Iowa Attorney General Miller is joining in a lawsuit with four other states alleging a pharmaceutical company used deceptive and unlawful practices in the marketing of the painkiller OxyContin.

Miller says Purdue Pharma helping fuel the nation’s opioid crisis by sending out a sales force that repeatedly made false and deceptive claims that OxyContin was safe and suitable for a wide range of pain patients. Miller says the company tried to hide the fact that OxContin was twice as powerful as other pain killers.

“When it was starting to get out that opiods were twice as strong — Perdue made some real efforts to make sure that information did not get out and was contradicted,” Miller says. He says the deception continued as Perdue claimed the drug would last for 12 hours, when it often only lasted eight hours. Miller says the company didn’t listen when people reported the drug wearing off sooner.

“Instead of recognizing this as a real danger signal for these folks — Purdue dismissed this as pseudo addiction — and if you just would give them more OxContin they wouldn’t think that,” according to Miller. Miller says their answer to the issue only made things worse.
“Of course if you give them more within the 12 hours, you are increasing the dose and having all sorts of problems,” Millers says.

The lawsuit is against Purdue Pharma and its former president and board chairman, Richard Sackler, and seeks restitution and civil penalties under Iowa’s Consumer Fraud Act. Miller says OxyContin can be effective if used in the right way, but Purdue Pharma pushed to rapidly expand its used when other safer alternatives were available.

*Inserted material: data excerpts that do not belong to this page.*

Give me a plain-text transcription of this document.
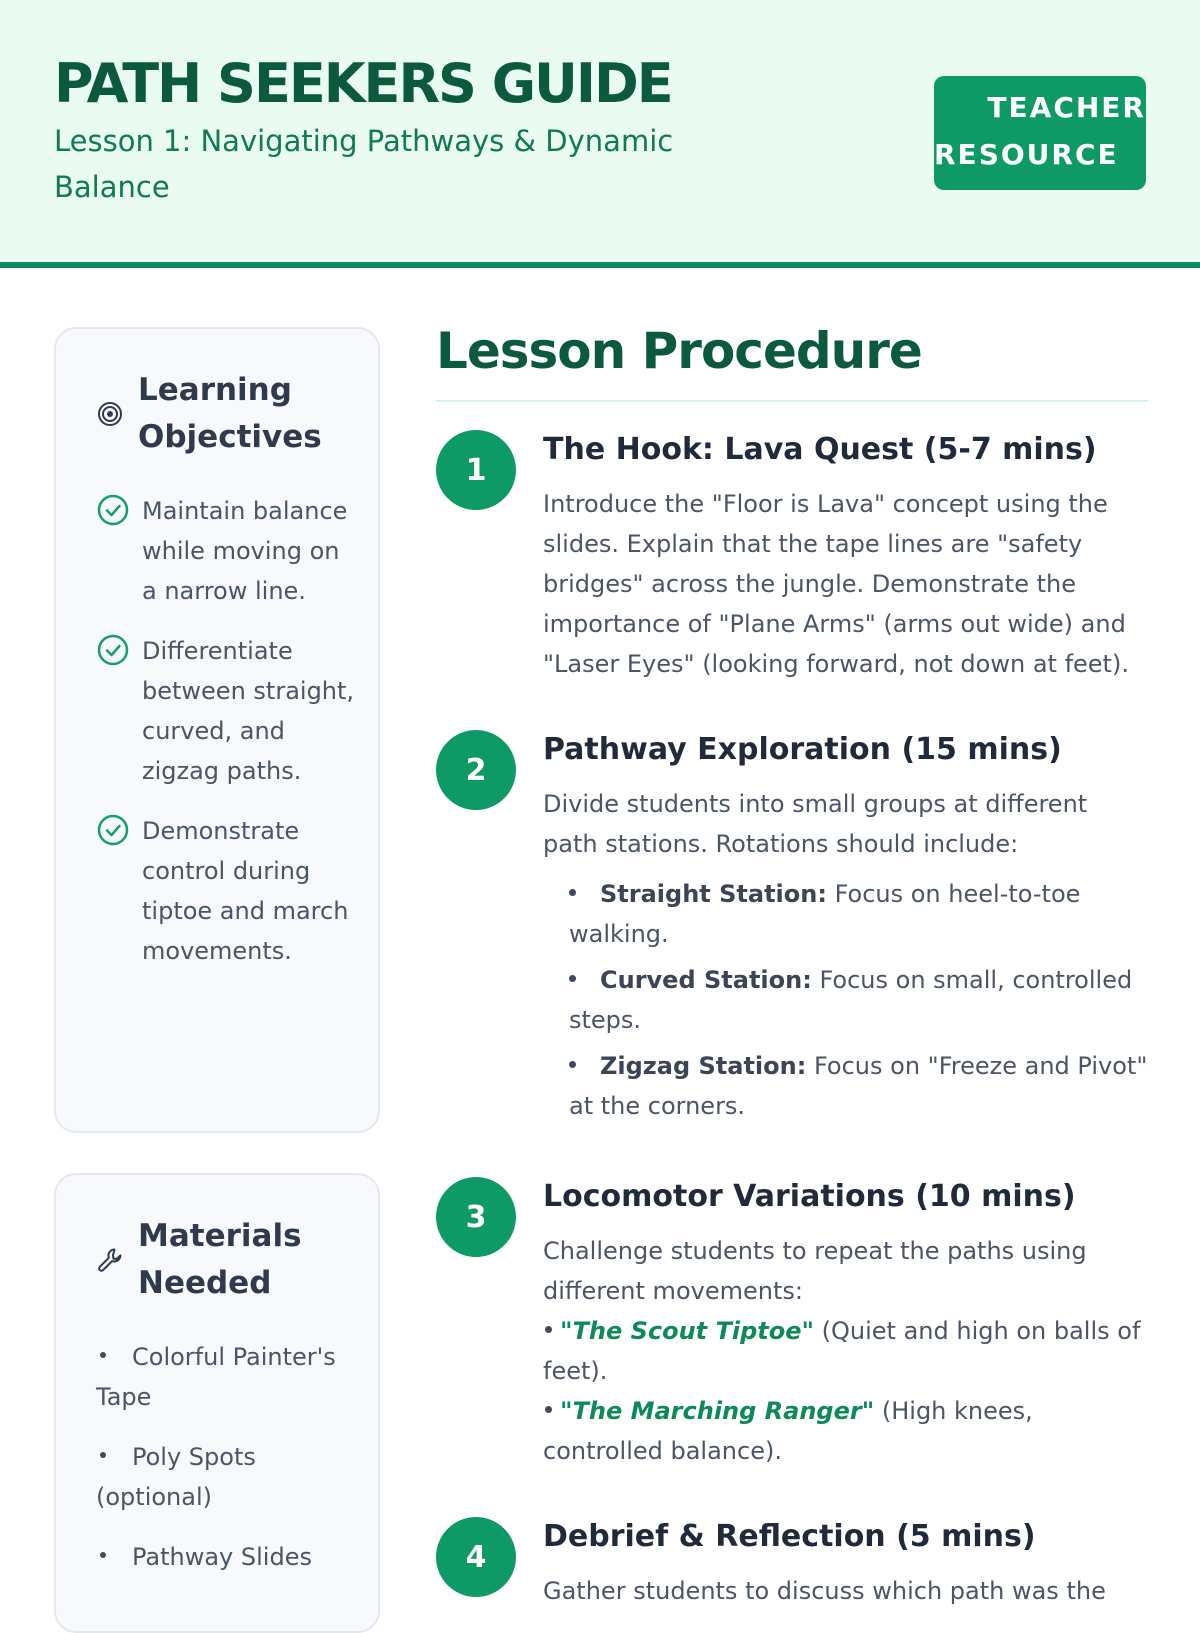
PATH SEEKERS GUIDE

Lesson 1: Navigating Pathways & Dynamic Balance

TEACHER
RESOURCE
Learning Objectives
Maintain balance while moving on a narrow line.
Differentiate between straight, curved, and zigzag paths.
Demonstrate control during tiptoe and march movements.
Materials Needed
Colorful Painter's Tape
Poly Spots (optional)
Pathway Slides
Lesson Procedure
1
The Hook: Lava Quest (5-7 mins)

Introduce the "Floor is Lava" concept using the slides. Explain that the tape lines are "safety bridges" across the jungle. Demonstrate the importance of "Plane Arms" (arms out wide) and "Laser Eyes" (looking forward, not down at feet).

2
Pathway Exploration (15 mins)

Divide students into small groups at different path stations. Rotations should include:

Straight Station: Focus on heel-to-toe walking.
Curved Station: Focus on small, controlled steps.
Zigzag Station: Focus on "Freeze and Pivot" at the corners.
3
Locomotor Variations (10 mins)

Challenge students to repeat the paths using different movements:

"The Scout Tiptoe" (Quiet and high on balls of feet).

"The Marching Ranger" (High knees, controlled balance).

4
Debrief & Reflection (5 mins)

Gather students to discuss which path was the
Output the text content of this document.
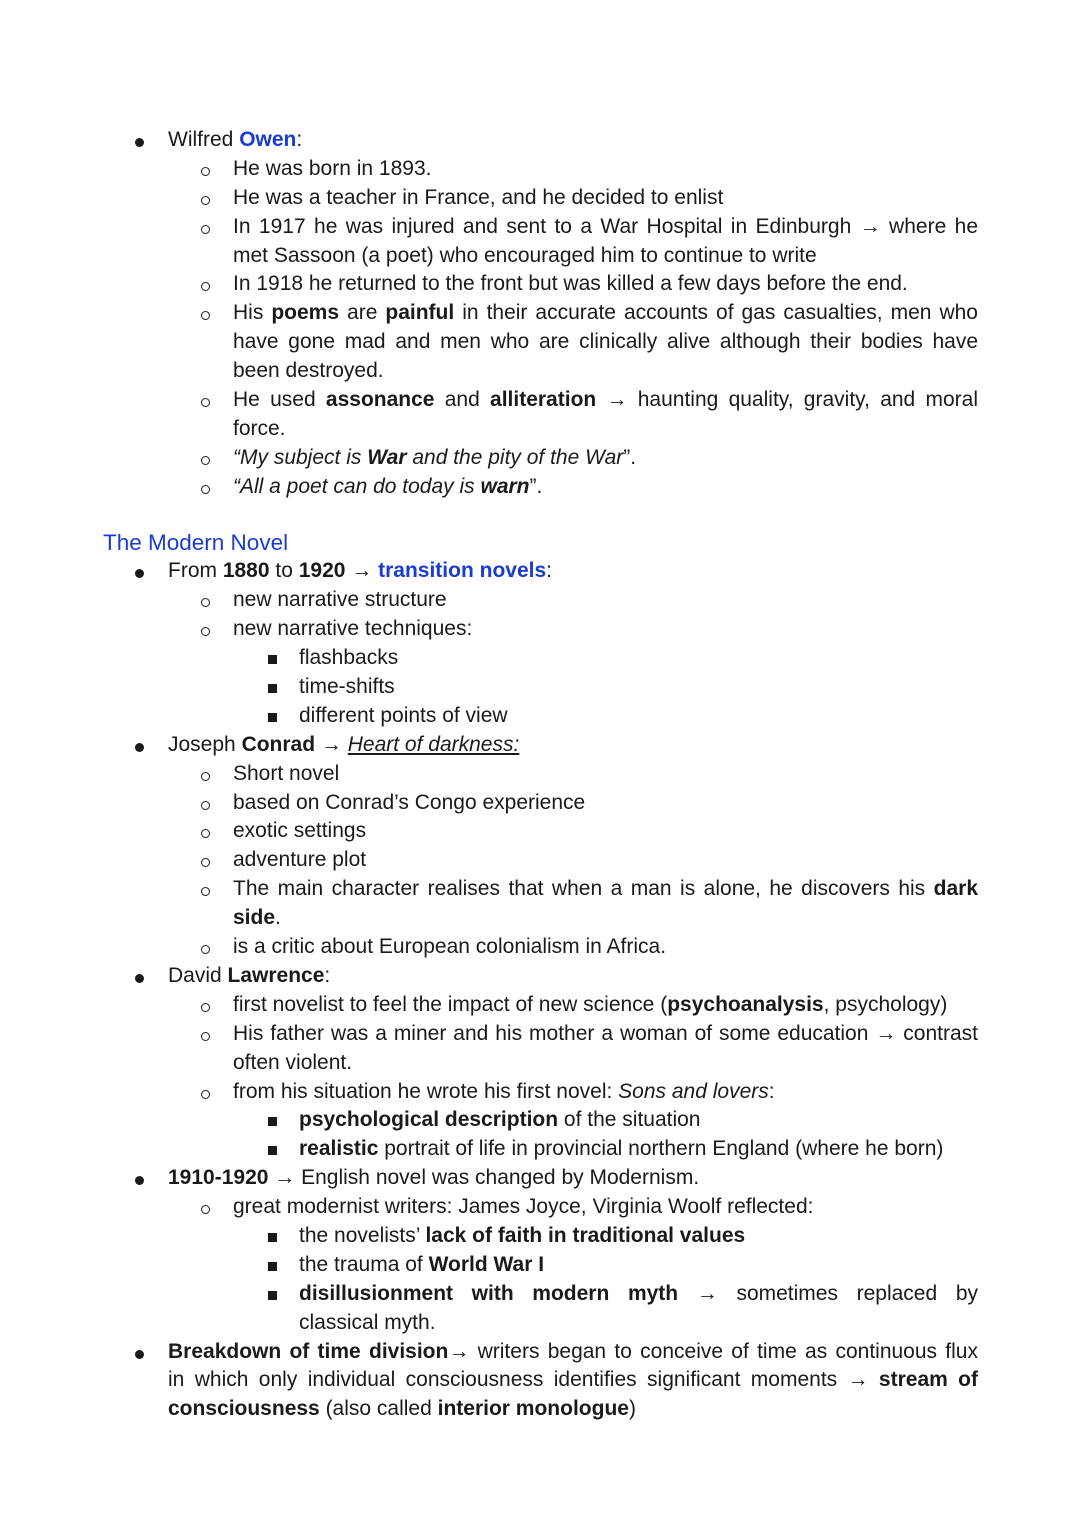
Wilfred Owen:
He was born in 1893.
He was a teacher in France, and he decided to enlist
In 1917 he was injured and sent to a War Hospital in Edinburgh → where he
met Sassoon (a poet) who encouraged him to continue to write
In 1918 he returned to the front but was killed a few days before the end.
His poems are painful in their accurate accounts of gas casualties, men who
have gone mad and men who are clinically alive although their bodies have
been destroyed.
He used assonance and alliteration → haunting quality, gravity, and moral
force.
“My subject is War and the pity of the War”.
“All a poet can do today is warn”.
The Modern Novel
From 1880 to 1920 → transition novels:
new narrative structure
new narrative techniques:
flashbacks
time-shifts
different points of view
Joseph Conrad → Heart of darkness:
Short novel
based on Conrad’s Congo experience
exotic settings
adventure plot
The main character realises that when a man is alone, he discovers his dark
side.
is a critic about European colonialism in Africa.
David Lawrence:
first novelist to feel the impact of new science (psychoanalysis, psychology)
His father was a miner and his mother a woman of some education → contrast
often violent.
from his situation he wrote his first novel: Sons and lovers:
psychological description of the situation
realistic portrait of life in provincial northern England (where he born)
1910-1920 → English novel was changed by Modernism.
great modernist writers: James Joyce, Virginia Woolf reflected:
the novelists’ lack of faith in traditional values
the trauma of World War I
disillusionment with modern myth → sometimes replaced by
classical myth.
Breakdown of time division→ writers began to conceive of time as continuous flux
in which only individual consciousness identifies significant moments → stream of
consciousness (also called interior monologue)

The Iowa Department of Public Health says from 2000 to 2018 there 2,051 opioid-related deaths in Iowa.  Iowa joined Kansas, Maryland, West Virginia and Wisconsin — which each filed separate lawsuits Thursday. They join 39 other states in suing Purdue. The state AGs have also voluntarily participated in the multidistrict litigation process overseen by U.S. District Judge Dan Polster in Ohio with Purdue and other opioid manufacturers and distributors.